А грузовик уже достиг окраины Москвы. Подпрыгнув на нескольких ухабах и поворотах, он выехал на широкое шоссе и понесся вперед что есть духу. Ветер с яростью срывал с моей головы брезент, холодный дождь стал хлестать лицо. В ушах стоял свист ветра и грохот грузовика, все это сливалось в невыразимый шум. Одной рукой натягивая на голову брезент, я старалась другой удержать плясавшие на дне грузовика корзинку и узел. От быстрой езды и тряски они не хотели лежать на середине, а, весело подпрыгивая и перегоняя друг друга, скатывались в угол грузовика, где от дождя уже стояли лужи воды.
Как выглядит этот Рублевский водопровод? — спрашивала я у самой себя, и в ответ мне мерещилось что-то вроде водяной мельницы.
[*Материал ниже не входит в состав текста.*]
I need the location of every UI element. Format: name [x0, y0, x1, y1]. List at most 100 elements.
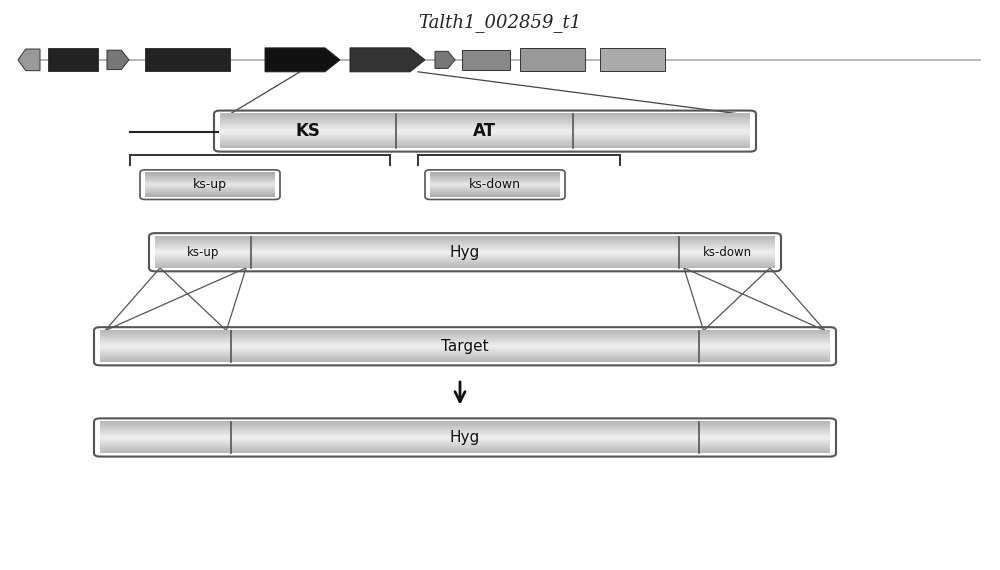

Это «нечто» стояло посередине Москвы-реки и, шипя и пыхтя, вращая колесами, сосало воду, которая по трубам текла в город. А где же мы будем жить? — мучил меня вопрос. И чудилась пустая, сырая комната; по стенам ее тянулись водопроводные трубы, длинные-предлинные… Мысли мои становились все более нелепыми, фантастические картины — все более невероятными, и вскоре я впала в забытье. Мокрый ветер сковал все члены, я больше не могла уже удерживать узел и прыгавшую корзинку…
Сильный толчок разбудил меня. Это остановился наш грузовик. Мы приехали в Рублево. Если, собираясь в путь, я легко взобралась на грузовик, то теперь, по приезде, еле-еле из него вылезла.
В дреме я задеревенела в неудобной позе; от сырости и оттого, что все на мне промокло, все члены окоченели и теперь ныли, а после сна меня бил озноб и зуб на зуб не попадал.
Рыжий шофер снова показал всю свою любезность: он быстро поставил на землю нашу корзинку, положил на нее узел и помог мне выбраться из машины. Я стояла около наших мокрых вещей, а мама отправилась к директору Рублевского водопровода для того, чтобы, как говорят, «выяснить по начальству».